2. Find ways to focus. You might feel unmotivated right now. Don’t judge yourself; the current circumstances are hard for everyone, so just do the best you can. Establishing a routine can really help. Get up, go to bed, and do your work at the same time every day. Frequent breaks can help you re-engage in your work as well. Try to create a separate work space, as you should reserve your sleeping area for sleeping. If family members are distracting you, use “I statements” to explain the problem–“I’m worried about my exam next week”—and work together to develop solutions.

student stress3. Seek out social support. Your classmates have probably scattered, and having to stay home can be lonely. To combat isolation, come together via technology–even something as simple as turning on your webcam during virtual classes can help you and others feel more connected.

4. Help others cope. Your classmates and family members are anxious, too. You don’t have to fix their problems, but you can let them know they’re not alone.

5. Find ways to manage disappointment. Whether it’s a school trip, an internship, or a graduation ceremony, important events may not happen this year. Grieve those losses, and then reframe how you think about these life events. Think about how you can honor what you’ve achieved and find new ways to celebrate. Consider recreating important events once it’s safe.

6. Limit your media consumption. Of course, it’s good to stay informed, especially about what’s happening in your area. But too much news — especially social media — can add to your anxiety. To avoid being overwhelmed, set limits on your media consumption and smartphone use. Cut through misinformation by relying on reputable sources like the Centers for Disease Control and Prevention and World Health Organization.
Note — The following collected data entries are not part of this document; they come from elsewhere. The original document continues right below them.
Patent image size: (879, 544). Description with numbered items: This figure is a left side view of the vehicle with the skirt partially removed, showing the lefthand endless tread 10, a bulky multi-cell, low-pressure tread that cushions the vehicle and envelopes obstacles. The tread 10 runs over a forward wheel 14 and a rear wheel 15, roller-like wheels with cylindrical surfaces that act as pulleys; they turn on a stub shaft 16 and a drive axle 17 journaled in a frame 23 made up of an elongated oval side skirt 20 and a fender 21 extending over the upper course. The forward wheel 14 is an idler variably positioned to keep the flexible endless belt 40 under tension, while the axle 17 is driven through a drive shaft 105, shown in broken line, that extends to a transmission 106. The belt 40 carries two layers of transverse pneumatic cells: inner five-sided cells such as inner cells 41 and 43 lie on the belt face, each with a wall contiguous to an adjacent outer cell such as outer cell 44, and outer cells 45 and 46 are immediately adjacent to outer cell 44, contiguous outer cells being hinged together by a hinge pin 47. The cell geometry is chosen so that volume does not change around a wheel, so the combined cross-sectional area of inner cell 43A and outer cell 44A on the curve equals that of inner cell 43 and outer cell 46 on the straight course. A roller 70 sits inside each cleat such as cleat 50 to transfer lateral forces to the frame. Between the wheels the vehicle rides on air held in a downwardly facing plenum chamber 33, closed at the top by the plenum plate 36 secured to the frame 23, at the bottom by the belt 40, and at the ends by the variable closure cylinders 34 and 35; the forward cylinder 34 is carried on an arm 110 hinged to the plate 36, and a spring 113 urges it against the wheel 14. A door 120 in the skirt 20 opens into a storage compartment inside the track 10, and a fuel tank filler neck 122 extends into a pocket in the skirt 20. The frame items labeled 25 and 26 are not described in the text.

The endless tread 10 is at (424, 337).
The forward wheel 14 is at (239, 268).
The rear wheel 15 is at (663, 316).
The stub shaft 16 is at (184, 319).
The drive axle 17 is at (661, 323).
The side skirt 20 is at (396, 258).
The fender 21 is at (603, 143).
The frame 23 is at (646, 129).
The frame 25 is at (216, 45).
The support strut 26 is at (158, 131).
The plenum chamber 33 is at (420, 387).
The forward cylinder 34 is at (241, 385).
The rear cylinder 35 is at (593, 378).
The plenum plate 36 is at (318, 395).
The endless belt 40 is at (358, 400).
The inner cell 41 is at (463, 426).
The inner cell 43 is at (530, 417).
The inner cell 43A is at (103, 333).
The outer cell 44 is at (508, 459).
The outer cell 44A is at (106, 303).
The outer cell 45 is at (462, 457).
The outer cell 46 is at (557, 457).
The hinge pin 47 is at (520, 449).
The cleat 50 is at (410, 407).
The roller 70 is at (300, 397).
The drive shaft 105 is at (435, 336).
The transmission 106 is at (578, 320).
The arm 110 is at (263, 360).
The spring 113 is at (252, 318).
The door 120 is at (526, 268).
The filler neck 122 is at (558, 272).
7. Focus on things you can control. Your classmates, friends or family members may be disobeying the rules about physical distancing or doing other things that add to your stress. While modeling good behavior and staying safe yourself, recognize that you can’t control what other people do. You can only control your own thoughts, feelings, and behaviors.

Another thing you can’t control? The uncertainty about what comes next. Instead of worrying about our ambiguous future, focus on solving immediate problems, and hopefully student stress will decrease.